Plan de l'ancienne enclave étrangère de Dejima [fr], à Nagasaki. Il s'agissait d'un comptoir commercial indépendant réservé aux Européens entre 1634 et 1854, lors du sakoku (鎖国, politique isolationniste de l'époque Edo). Image originale de Hidetsugu Tonomura légèrement retouchée, sous les termes de la licence Attribution-NonCommercial 2.0 Generic (CC BY-NC 2.0)

[Sauf mention contraire, tous les liens de ce billet renvoient vers des pages web en anglais, ndt.]

Suite à l'identification d'un nouveau variant de COVID-19, le gouvernement japonais a brièvement tenté de fermer hermétiquement les frontières aériennes et marines. Cette décision soudaine a provoqué la peur ; les autorités ont été accusées de vouloir retourner aux deux siècles d'isolement national. Ils ont finalement fait machine arrière, ce qui a ajouté encore plus de confusion : qui serait autorisé à entrer dans le pays, et qui ne le serait pas ?

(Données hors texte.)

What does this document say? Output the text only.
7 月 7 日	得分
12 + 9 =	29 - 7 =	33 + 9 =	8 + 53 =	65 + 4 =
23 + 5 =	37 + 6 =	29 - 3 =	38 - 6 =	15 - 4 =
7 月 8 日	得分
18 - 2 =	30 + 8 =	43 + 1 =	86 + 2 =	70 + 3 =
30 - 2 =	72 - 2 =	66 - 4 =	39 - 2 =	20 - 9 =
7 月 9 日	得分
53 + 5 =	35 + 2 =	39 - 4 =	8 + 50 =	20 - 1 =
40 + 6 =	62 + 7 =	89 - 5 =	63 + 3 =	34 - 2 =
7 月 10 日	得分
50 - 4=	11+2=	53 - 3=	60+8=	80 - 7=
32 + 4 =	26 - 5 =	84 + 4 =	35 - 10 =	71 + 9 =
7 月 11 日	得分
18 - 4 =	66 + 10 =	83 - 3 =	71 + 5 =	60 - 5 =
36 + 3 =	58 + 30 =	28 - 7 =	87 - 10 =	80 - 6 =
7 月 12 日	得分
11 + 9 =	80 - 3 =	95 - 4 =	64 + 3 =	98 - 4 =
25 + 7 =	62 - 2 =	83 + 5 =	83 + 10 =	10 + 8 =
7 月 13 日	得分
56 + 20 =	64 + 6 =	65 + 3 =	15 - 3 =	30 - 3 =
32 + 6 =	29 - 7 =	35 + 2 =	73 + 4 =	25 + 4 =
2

Dès le variant Omicron [fr] identifié en novembre 2021, le ministère du Territoire et des Transports a ordonné aux compagnies aériennes d'arrêter immédiatement toute réservation à bord de vols arrivant au Japon jusqu'à fin décembre.

Cette nouvelle mesure semblait aussi interdire l'entrée aux citoyens et citoyennes japonais·es, bafouant alors la constitution du pays, et, conséquence plus pressante, laissant des milliers de voyageurs et voyageuses aux portes du Japon.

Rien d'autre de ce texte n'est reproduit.